The main issue was whether the employer (the State Transport Authority) could be held liable for the injury even though it had been caused by the admitted negligence of the crane operator. This liability could fall upon the State Transport Authority in two ways. Firstly, it could be held vicariously liable, in the same manner as if the contractor had been an employee. Secondly, they could be held liable for failing to provide a safe system of work.

== Judgement ==
Justice Mason delivered the judgement, with all judges concurring, and Chief Justice Gibbs and Justice Wilson absent. There were three main points made in the judgement.

Firstly, it was upheld that an employer was not vicariously liable for injury or death caused to their employees by the unforeseeable negligence of an independent contractor.

Secondly, it was found that an employer was however liable for injury or death caused by the negligence of an independent contractor, if the employer had failed to provide a safe system of work, and where this failure had allowed the injury or death to occur.

Lastly, it was found that the duty of care was not able to be delegated in some cases.

In handing down his decision, Justice Mason stated the following in relation to the matter of non-delegable duty of care, and liability for the actions of independent contractors

In the case of the employer there is no unfairness in imposing on him a non-delegable duty; it is reasonable that he should bear liability for the negligence of his independent contractors in devising a safe system of work.

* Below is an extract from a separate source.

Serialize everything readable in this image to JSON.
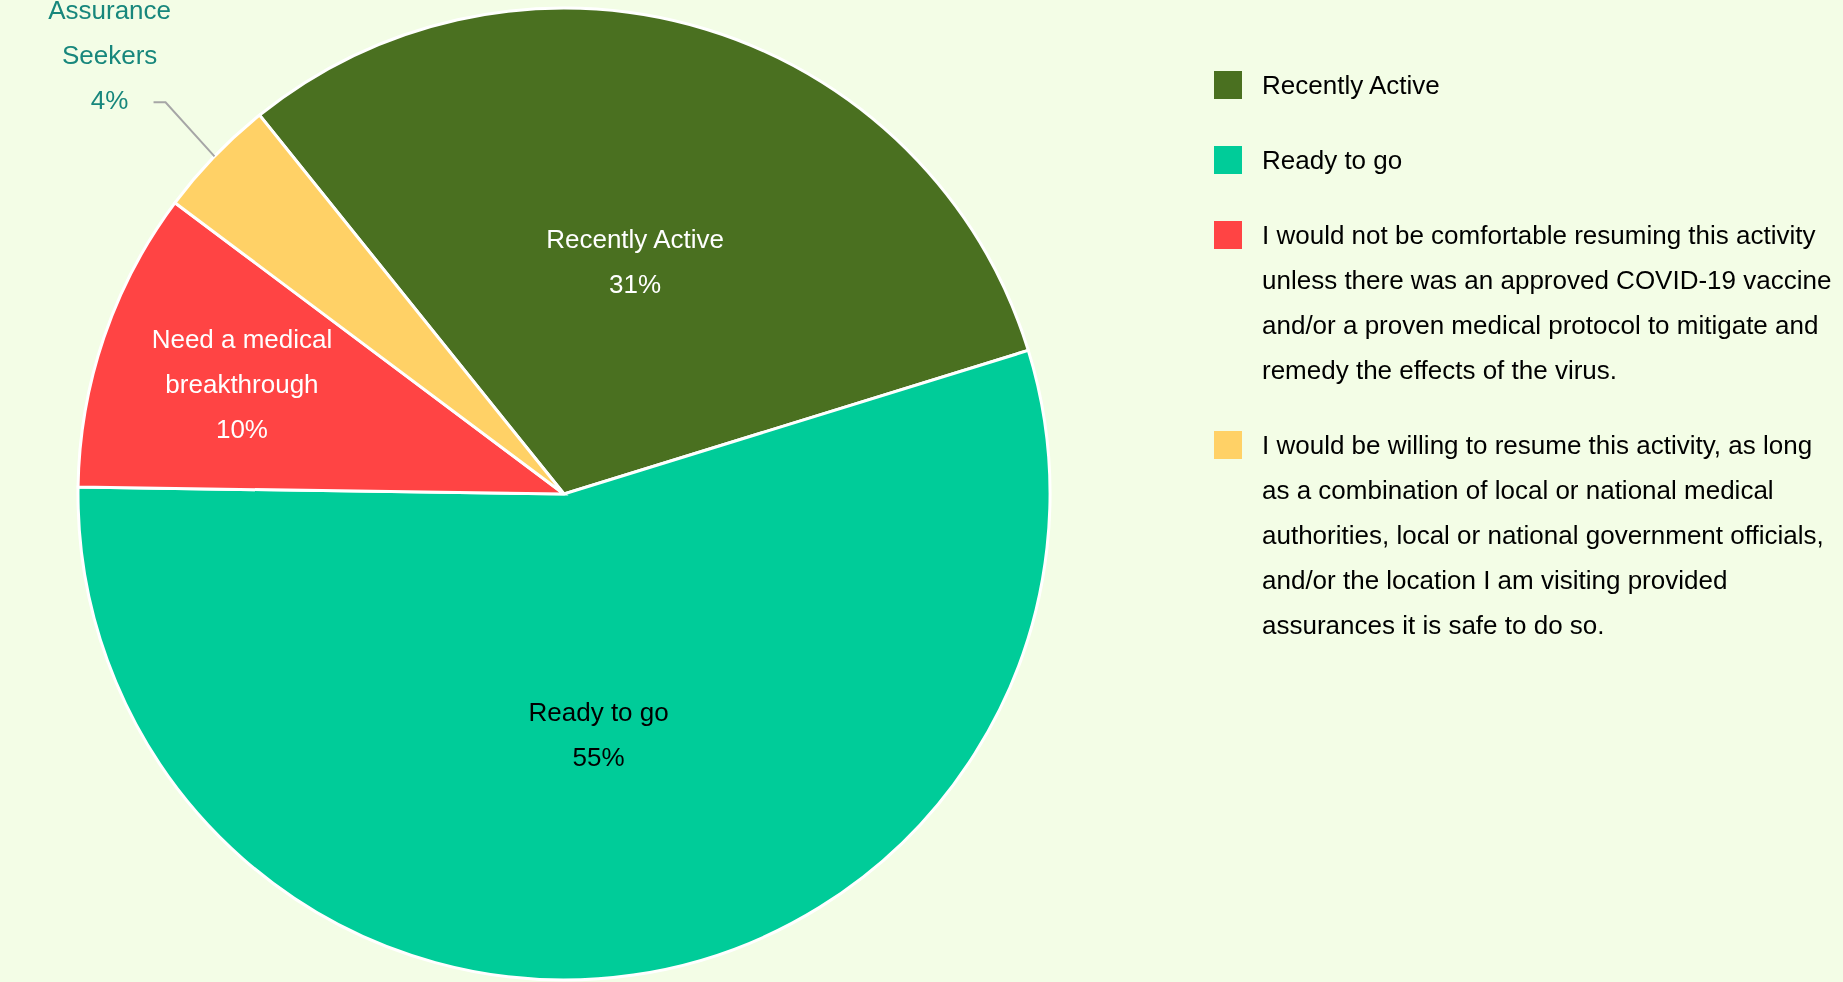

If he requires his employee to work according to an unsafe system he should bear the consequences.
— Justice Mason

In relation to the aspect of vicarious liability, Mason stated:

The respondent is liable for his neglect, not on a vicarious basis, but because Clissold's omission to adopt a safe system is a breach of the respondent's duty. ... His omissions ... do not inhibit the conclusion that there was a breach of the respondent's duty to provide a safe system of work.
— Justice Mason

In his concurring opinion, Justice Murphy stated the following in relation to the safety of the system of work at the time of the injury:

... a reasonably safe system of work would at least require a warning to be given when the push-rod was about to be dropped. The Authority's failure to take care to see that a reasonably safe system was instituted and carried out in this respect renders it liable in negligence. There were other precautions which should have been taken and other warnings which should have been given. There was nothing resembling a safe system.
— Justice Murphy

In addition, Kondis v State Transport Authority identified some of the principal categories of case where it had been established that the duty of care could not be delegated to another:

- Adjoining owners of land in relation to work threatening support or common walls. (Dalton v Angus (1881))
- Employer and employee in relation to a safe system of work. (Wilsons & Clyde Coal Co. v English)
- Hospital and patient.(Gold v Essex County Council (1942) and Cassidy v. Ministry of Health)
- School and pupil. (Commonwealth v Introvigne)
- Invitor and invitee, in relation to safety of premises. (Thomson v Cremin (1956))

It set several important precedents surrounding duty of care, vicarious liability, and the duty of employers to provide a safe system of work. It has been cited in over five hundred cases since it was handed down.

The High Court ordered that the case return to the Supreme Court of Victoria to determine the amount of damages to be paid.